O SuperComputador Que Não É Só Um.


O desenvolvimento de supercomputadores sempre foi um objetivo da ciência da computação. Alguns desses computadores tornaram-se um mito dentre os quais acho que o Cray 1 é o mais marcante deles. A sua inédita forma em C foi muito propalada. Tive a oportunidade de visitar no Digibarn (museu de tecnologia de Bruce Damer) um Cray 1. Estive literalmente dentro do Cray. Veja a foto ao lado para ter uma idéia do que digo e do tamanho da máquina. A parte inferior que mais parece um banco é para a passagem dos muitos cabos que ligavam seus dispositivos.
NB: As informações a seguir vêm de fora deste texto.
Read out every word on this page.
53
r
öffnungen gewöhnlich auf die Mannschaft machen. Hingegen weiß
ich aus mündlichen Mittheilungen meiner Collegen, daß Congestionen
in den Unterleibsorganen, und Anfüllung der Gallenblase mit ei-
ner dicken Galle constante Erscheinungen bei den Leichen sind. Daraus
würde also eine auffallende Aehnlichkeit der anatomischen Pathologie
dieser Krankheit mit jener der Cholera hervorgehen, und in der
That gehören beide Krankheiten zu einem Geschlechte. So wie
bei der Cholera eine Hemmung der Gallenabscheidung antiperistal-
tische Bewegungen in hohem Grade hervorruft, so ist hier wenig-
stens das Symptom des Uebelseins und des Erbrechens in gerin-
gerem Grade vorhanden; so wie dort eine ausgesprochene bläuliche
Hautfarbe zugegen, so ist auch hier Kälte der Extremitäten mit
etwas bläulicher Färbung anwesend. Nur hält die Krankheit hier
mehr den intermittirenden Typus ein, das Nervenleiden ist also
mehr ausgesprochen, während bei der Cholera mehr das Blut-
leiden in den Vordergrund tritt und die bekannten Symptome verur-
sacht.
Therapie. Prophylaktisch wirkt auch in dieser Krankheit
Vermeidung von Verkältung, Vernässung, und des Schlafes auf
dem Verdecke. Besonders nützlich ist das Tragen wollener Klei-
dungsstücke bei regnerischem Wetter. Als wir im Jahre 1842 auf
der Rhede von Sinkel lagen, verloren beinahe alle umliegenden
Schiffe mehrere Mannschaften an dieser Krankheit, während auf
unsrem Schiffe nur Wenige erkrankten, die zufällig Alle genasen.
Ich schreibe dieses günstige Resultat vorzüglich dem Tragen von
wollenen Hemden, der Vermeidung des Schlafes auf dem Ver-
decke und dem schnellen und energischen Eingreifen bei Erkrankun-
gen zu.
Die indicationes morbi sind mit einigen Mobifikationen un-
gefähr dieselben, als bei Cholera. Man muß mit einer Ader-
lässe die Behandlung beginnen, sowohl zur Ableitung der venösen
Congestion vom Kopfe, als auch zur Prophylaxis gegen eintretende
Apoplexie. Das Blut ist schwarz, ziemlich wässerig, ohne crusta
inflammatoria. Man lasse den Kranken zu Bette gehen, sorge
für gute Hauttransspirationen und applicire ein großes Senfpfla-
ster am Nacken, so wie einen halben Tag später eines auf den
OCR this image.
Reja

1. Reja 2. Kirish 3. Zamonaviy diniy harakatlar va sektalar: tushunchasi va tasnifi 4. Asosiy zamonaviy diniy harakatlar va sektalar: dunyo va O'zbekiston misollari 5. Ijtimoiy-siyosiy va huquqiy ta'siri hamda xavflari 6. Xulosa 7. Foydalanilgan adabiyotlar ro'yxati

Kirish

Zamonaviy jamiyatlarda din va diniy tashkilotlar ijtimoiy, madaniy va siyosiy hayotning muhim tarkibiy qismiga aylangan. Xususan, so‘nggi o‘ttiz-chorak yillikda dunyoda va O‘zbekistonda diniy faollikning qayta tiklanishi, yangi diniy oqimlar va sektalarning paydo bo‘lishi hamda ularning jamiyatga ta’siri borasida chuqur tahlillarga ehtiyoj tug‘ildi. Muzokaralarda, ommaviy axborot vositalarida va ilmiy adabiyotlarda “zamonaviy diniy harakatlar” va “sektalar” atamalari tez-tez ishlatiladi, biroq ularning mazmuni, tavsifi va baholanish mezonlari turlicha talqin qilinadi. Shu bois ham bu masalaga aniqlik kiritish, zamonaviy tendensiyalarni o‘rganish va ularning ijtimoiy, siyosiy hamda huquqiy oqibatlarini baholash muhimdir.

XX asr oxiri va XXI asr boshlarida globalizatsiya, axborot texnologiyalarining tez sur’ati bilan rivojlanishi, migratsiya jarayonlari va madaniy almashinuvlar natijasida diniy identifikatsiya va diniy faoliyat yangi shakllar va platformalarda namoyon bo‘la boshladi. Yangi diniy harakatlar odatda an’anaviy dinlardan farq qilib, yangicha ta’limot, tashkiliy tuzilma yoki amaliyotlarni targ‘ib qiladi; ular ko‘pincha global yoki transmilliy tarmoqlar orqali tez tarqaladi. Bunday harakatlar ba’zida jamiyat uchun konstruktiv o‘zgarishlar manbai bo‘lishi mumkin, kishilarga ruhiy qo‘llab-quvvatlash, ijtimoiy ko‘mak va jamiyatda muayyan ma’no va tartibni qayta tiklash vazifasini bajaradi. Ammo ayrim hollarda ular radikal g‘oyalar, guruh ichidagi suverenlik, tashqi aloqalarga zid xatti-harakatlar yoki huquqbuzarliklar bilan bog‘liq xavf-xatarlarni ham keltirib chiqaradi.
No entanto, recentemente, a mais nova moda tecnológica é adquirir a mesma potencia computacional de um supercomputador por meio de uma rede de computadores que possam trabalhar paralelamente. A computação distribuída tem avançado muito nos últimos anos e a infraestrutura da Internet permite a construção de redes gigantescas. Um exemplo incrível de que nível isso pode chegar pode ser visto no projeto Folding@Home(clique aqui para ir a página em português do projeto ). Trata-se de um projeto onde mais de 200 mil computadores no mundo todo estão interligados e proporcionam uma potência computacional que já chega a 800 TeraFlops e continua aumentando. Teraflops é uma medida de capacidade de processamento significando que um computador pode processar um trilhão de instruções por segundo (uma calculadora normal processa somente algumas instruções por segundo). A mais recente inovação trata-se da adição na rede das consoles de jogo PS3 da Sony (que são, na verdade, uma espécie de microcomputador). Estima-se que somente a inclusão dos PS3 na rede pode elevar a potência da rede em mais de 100TFLOPS. Os supercomputadores são usados por cientistas que sempre realizam experiências que exigem muito poder computacional. Experiências como a habilidade de reproduzir os fenômenos biológicos com objetivo de encontrar curas para o câncer e Alzheimer é um exemplo do desafio perseguido pela ciência e que precisa poder computacional extremo.